Weiterhin könnte die Dosierung der Omega-3-Fischölpräparate zu niedrig gewesen sein, um eine Wirkung zu erzielen. Nach den klinischen Leitlinien der Internationalen Gesellschaft für Ernährungspsychiatrische Forschung sollte die empfohlene Dosierung 1 bis 2 g Eicosapentaensäure (IPE) täglich betragen.

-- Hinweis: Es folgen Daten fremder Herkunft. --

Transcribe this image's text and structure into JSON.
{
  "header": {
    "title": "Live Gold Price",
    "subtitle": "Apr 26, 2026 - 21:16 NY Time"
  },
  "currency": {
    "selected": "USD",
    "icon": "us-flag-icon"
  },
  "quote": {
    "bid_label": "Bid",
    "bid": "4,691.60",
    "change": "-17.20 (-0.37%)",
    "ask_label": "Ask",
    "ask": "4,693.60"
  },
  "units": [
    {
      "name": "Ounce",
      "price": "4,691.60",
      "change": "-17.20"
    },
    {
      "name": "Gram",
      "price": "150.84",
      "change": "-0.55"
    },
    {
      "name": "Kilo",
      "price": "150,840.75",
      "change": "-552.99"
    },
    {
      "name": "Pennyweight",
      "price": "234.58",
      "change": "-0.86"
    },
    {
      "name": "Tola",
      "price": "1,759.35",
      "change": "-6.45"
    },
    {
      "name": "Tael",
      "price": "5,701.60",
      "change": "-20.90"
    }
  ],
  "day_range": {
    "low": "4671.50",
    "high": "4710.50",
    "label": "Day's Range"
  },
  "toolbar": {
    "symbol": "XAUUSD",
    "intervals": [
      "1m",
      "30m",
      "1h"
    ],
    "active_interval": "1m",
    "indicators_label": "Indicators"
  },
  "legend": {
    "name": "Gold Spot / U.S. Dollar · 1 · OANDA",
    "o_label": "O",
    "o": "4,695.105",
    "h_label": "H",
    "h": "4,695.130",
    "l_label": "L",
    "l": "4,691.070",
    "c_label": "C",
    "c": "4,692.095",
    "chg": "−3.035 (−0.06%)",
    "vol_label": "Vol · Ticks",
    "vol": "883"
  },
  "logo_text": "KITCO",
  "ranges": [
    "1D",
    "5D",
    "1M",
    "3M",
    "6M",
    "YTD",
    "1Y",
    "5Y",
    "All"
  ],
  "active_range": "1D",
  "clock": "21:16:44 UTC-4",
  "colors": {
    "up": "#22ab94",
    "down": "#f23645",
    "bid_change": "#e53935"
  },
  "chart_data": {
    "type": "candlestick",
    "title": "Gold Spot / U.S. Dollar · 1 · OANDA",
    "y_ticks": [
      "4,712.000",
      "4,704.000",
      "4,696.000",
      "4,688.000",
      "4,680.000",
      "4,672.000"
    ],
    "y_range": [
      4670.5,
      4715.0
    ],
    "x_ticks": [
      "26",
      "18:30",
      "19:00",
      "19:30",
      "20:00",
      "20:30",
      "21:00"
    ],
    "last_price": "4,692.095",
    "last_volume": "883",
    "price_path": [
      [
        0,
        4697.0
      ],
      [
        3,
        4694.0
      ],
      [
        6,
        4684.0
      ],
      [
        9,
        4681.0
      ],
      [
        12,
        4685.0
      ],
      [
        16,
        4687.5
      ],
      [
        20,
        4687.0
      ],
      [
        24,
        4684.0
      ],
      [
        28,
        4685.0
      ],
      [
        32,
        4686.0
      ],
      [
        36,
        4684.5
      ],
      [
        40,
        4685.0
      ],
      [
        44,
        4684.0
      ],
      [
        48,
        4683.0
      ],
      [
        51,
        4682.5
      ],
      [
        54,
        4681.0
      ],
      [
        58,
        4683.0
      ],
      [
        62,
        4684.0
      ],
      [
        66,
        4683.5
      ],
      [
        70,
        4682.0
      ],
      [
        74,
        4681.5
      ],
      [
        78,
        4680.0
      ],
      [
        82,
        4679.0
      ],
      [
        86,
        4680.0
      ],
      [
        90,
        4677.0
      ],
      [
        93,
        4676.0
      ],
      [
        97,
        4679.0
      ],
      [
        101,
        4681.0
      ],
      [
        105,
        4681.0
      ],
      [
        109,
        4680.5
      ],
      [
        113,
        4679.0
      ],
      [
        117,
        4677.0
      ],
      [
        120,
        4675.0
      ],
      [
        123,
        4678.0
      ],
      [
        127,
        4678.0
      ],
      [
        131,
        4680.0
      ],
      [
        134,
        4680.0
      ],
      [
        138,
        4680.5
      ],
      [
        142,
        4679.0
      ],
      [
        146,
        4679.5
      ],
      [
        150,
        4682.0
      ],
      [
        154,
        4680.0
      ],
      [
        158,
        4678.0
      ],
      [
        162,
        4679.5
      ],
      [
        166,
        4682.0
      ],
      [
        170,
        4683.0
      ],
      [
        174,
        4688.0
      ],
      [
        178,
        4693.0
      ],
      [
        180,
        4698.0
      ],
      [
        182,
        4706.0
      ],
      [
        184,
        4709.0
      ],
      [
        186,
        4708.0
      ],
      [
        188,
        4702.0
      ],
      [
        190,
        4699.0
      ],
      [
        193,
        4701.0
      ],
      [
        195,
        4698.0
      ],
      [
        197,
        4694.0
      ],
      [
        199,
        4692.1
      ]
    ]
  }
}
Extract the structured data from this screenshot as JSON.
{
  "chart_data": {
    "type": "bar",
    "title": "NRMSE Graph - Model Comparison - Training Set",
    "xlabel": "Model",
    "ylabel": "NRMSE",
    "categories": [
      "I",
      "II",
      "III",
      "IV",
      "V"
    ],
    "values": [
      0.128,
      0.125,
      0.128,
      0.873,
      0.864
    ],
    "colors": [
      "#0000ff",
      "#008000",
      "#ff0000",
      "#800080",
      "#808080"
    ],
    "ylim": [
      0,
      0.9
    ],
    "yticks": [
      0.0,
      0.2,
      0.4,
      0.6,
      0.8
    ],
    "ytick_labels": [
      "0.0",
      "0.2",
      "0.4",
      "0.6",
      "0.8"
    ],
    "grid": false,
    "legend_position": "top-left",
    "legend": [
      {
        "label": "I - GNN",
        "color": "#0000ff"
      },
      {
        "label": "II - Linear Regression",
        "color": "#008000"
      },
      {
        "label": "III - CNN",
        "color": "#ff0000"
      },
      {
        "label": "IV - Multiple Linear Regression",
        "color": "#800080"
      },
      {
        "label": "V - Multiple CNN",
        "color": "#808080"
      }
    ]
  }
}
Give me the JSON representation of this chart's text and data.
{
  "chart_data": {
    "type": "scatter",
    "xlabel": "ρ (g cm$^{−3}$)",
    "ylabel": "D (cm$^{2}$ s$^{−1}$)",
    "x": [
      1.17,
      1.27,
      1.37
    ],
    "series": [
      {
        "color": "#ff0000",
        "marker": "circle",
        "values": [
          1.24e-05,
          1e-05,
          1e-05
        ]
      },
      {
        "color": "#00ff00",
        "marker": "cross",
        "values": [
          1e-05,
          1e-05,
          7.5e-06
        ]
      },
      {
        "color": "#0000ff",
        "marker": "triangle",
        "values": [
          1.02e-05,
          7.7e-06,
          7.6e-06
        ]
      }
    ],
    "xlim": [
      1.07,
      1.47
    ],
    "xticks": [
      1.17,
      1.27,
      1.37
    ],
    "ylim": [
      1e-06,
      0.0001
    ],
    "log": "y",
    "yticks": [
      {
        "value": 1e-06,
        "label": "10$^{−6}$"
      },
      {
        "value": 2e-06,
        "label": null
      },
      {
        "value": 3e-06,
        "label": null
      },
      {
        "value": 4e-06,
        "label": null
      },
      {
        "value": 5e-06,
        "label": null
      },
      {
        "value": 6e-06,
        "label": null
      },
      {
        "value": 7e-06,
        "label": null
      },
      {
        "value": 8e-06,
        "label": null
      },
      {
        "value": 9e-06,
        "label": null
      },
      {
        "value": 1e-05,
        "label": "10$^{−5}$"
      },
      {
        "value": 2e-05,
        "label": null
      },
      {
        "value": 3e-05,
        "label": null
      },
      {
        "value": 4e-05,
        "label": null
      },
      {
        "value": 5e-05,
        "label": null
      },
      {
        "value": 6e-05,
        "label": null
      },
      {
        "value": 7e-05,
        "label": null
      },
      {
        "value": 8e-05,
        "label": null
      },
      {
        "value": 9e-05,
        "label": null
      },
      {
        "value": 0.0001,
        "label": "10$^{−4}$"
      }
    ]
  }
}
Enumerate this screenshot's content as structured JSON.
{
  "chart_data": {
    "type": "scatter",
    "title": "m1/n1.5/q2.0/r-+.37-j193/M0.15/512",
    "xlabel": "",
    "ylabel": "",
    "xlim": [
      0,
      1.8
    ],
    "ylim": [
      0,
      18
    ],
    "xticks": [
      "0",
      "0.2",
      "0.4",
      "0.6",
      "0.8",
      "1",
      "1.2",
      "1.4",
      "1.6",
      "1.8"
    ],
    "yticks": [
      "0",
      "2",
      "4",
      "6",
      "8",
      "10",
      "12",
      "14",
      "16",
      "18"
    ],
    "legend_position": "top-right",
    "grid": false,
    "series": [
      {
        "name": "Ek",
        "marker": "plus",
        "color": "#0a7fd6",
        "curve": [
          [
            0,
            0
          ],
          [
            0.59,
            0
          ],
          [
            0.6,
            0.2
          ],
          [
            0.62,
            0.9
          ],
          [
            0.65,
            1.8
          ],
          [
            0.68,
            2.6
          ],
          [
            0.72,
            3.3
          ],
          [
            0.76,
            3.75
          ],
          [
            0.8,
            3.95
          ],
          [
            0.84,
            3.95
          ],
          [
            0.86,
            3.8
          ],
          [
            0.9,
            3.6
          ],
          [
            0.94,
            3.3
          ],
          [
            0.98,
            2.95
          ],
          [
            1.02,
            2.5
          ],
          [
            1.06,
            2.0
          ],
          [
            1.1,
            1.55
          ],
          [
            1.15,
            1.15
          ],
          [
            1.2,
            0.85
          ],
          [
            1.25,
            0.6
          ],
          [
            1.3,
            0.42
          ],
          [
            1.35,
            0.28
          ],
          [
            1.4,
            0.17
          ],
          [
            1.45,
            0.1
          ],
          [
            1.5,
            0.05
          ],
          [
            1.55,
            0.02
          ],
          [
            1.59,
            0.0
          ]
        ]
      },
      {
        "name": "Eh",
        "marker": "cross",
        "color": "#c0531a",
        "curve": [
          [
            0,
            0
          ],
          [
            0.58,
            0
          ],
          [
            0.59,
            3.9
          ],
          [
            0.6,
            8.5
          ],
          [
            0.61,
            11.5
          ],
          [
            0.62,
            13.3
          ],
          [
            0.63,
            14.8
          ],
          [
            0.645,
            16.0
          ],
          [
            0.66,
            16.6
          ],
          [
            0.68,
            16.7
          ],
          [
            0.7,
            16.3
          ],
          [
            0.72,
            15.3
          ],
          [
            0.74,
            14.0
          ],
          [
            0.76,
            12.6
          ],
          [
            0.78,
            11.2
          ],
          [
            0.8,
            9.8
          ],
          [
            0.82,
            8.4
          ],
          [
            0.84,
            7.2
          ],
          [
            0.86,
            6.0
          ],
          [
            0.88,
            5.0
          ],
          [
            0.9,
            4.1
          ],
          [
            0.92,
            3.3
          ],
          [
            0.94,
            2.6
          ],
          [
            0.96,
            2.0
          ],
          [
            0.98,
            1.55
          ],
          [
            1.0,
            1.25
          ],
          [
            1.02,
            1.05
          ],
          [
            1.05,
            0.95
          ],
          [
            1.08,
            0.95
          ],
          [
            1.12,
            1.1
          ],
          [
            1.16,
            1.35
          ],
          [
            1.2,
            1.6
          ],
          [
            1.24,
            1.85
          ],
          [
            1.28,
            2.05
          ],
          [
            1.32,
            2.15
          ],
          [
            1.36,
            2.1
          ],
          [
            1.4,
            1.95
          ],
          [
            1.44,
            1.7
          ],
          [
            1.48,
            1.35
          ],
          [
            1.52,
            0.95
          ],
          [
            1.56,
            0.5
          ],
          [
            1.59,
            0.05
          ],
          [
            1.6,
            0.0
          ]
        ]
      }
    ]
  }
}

Laut Hauptautorin Olivia I. Okereke gäbe es für manche Menschen nach wie vor viele Gründe, unter Anleitung ihres medizinischen Betreuenden Omega-3-Fischölpräparate einzunehmen. Die Präparate brachten in bisherigen Studien vielseitige Vorteile für die Prävention von Herzerkrankungen und die Behandlung von Entzündungen und werden auch zur Behandlung bestehender depressiver Störungen bei einigen Risikopatienten eingesetzt. Zur Vorbeugung von Depressionen bringt die langfristige, tägliche Einnahme von Omega-3-Fischöl laut der neuen Studie jedoch keine Vorteile. Das bisher einzige arzneimittelrechtlich zugelassene Fischölpräparat enthält ausschließlich IPE und wird in der kardiovaskulären Prävention bei Patienten mit erhöhten Triglycerid-Werten in einer Dosis von 4 g pro Tag verordnet.